As recalled by the Venezuelan copyright scholar Ricardo Antequera Parilli[1], when the liberal ideology, developed in part by the English philosopher and father of classical liberalism, John Locke, came into being, he precisely stated: "Every man has a property in his own person, and that the labour of his body and the work of his hands are properly his." This laid the foundation for the recognition of modern copyright, already implemented under the Anglo-Saxon concept through the Statute of Anne in 1709 in England.


Therefore, it was not surprising that Lakanal and Le Chapelier, as speakers in the projects that eventually became the famous Decrees of 1791 and 1793, defended the rights of authors as the most sacred and personal of all properties. Similar expressions were later made by Miguel Antonio Caro when he enshrined the protection of intellectual property in Colombian 1886 Constitution, a provision that continues to exist today in Article 61 of the Colombian Political Constitution (1991). Subsequently, we witnessed the international development of protection with the establishment of the Berne Convention of 1886, the Rome Convention of 1961 for the protection of performers, producers of phonograms, and broadcasting organizations, the TRIPS Agreement under the WTO, and finally, the WIPO Internet Treaties of 1996 on copyright (WCT) and performances and phonograms (WPPT).

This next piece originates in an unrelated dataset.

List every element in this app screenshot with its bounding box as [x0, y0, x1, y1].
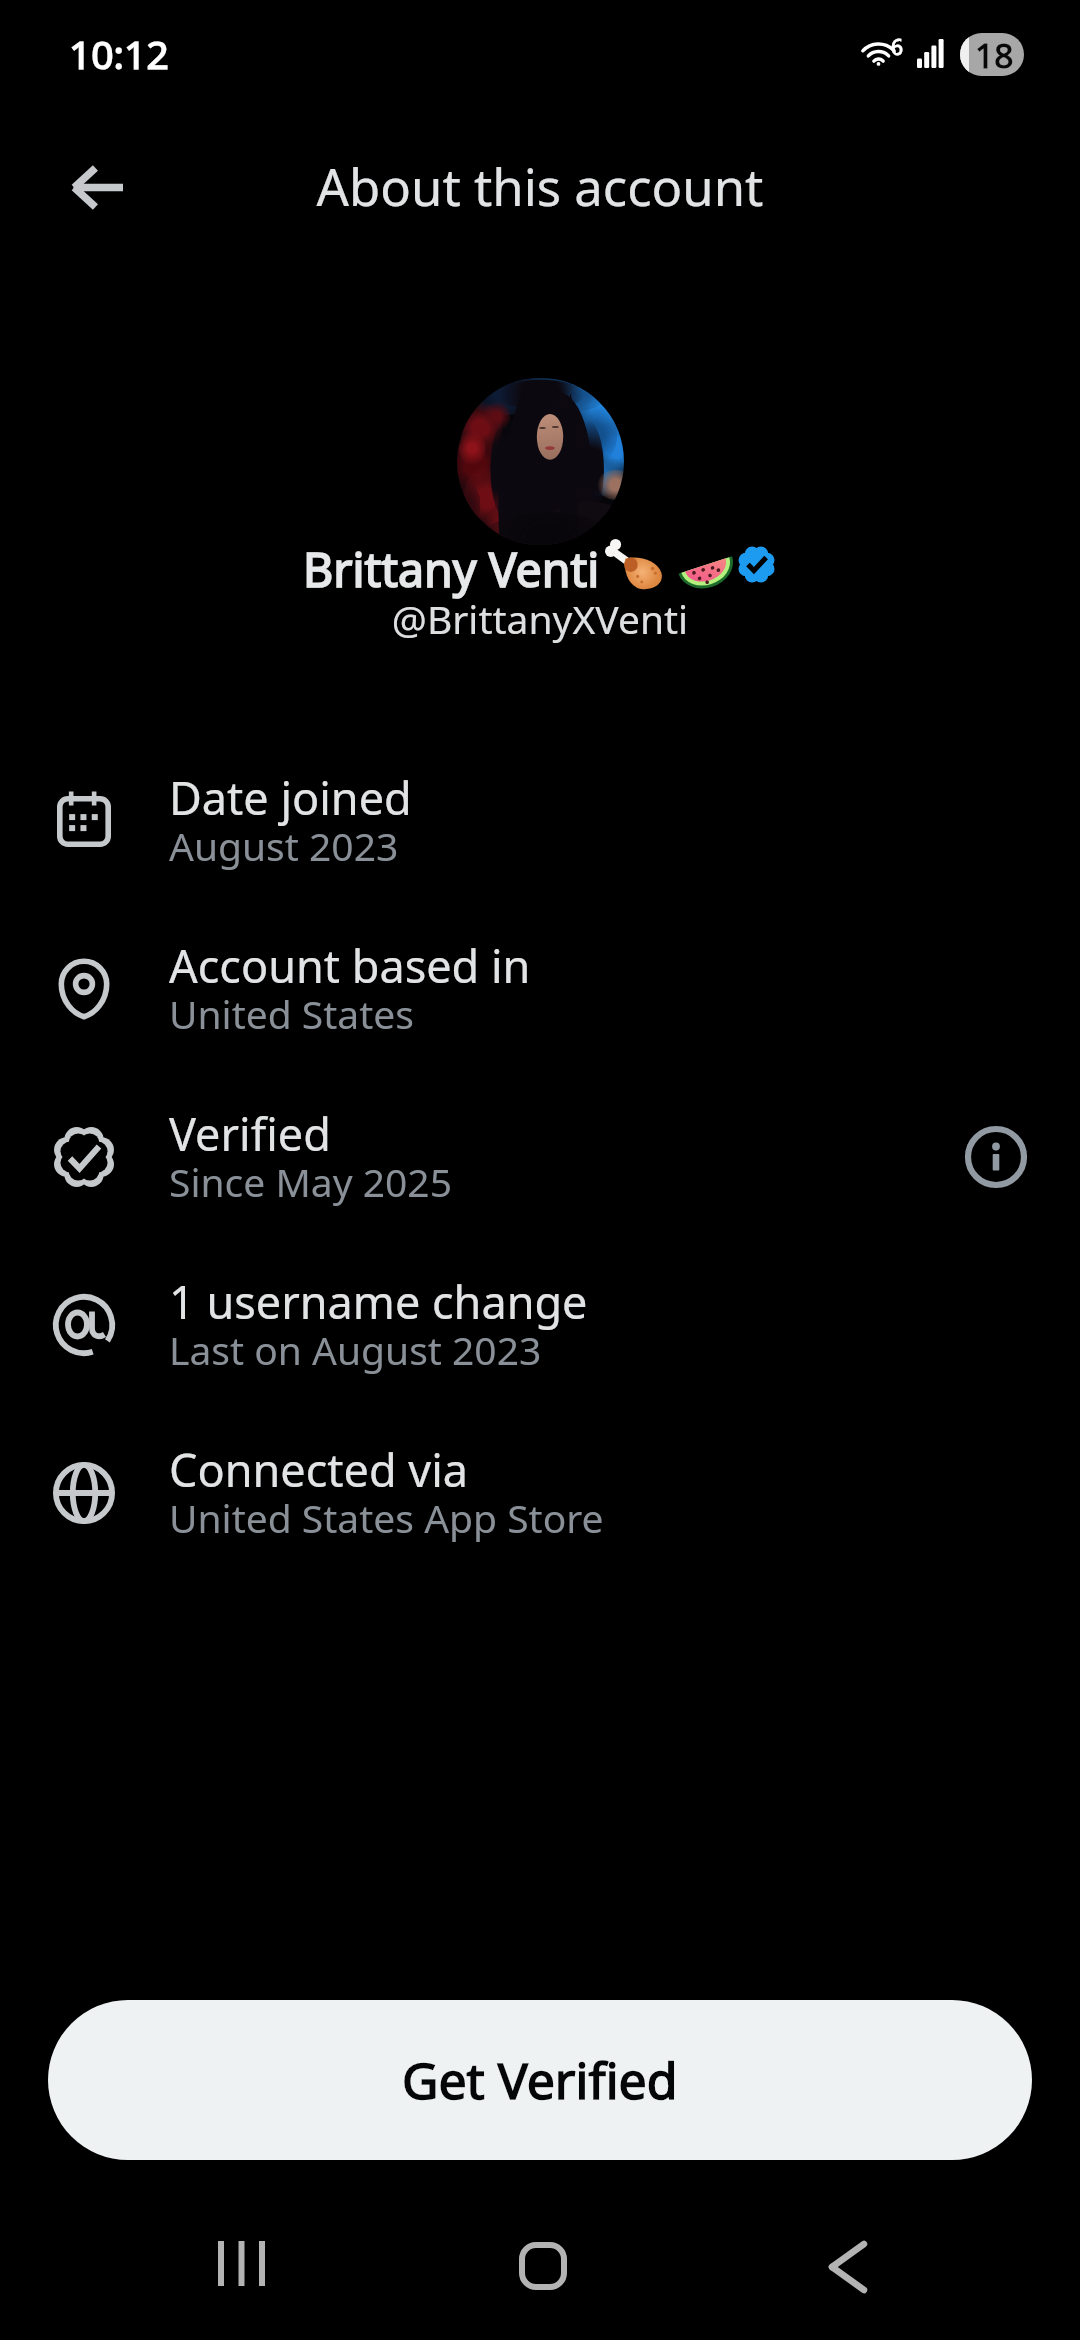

Finally, I must mention the Argentine copyright scholar Delia Lipszyc, who, in describing the foundations of intellectual property protection as the basis for generating knowledge for the benefit of humanity, also pointed out that Article 27 of the Universal Declaration of Human Rights of 1948 determined the following human rights:

Everyone has the right freely to participate in the cultural life of the community, to enjoy the arts, and to share in scientific advancement and its benefits.


Everyone has the right to the protection of the moral and material interests resulting from any scientific, literary, or artistic production of which he or she is the author.


Note that these are not conflicting provisions; they are complementary. Therefore, close attention should be paid to all the developments that occur amidst the challenges posed by new technologies, changes in business models in the content industry, and interactions with other disciplines that may also be affected, such as data protection, right to image, and consumer protection laws, among others.


Undoubtedly, the developments we are experiencing today will generate movements at all levels, and we must be prepared to take a position in which developing countries will maintain their guidelines. It feels like the early 1990s when discussions about the internet were proposed within the framework of WIPO, addressing questions like: Should we regulate everything that happens on the internet? Is the existing framework sufficient to respond to this new reality of using protected content? The results led to the aforementioned Internet Treaties."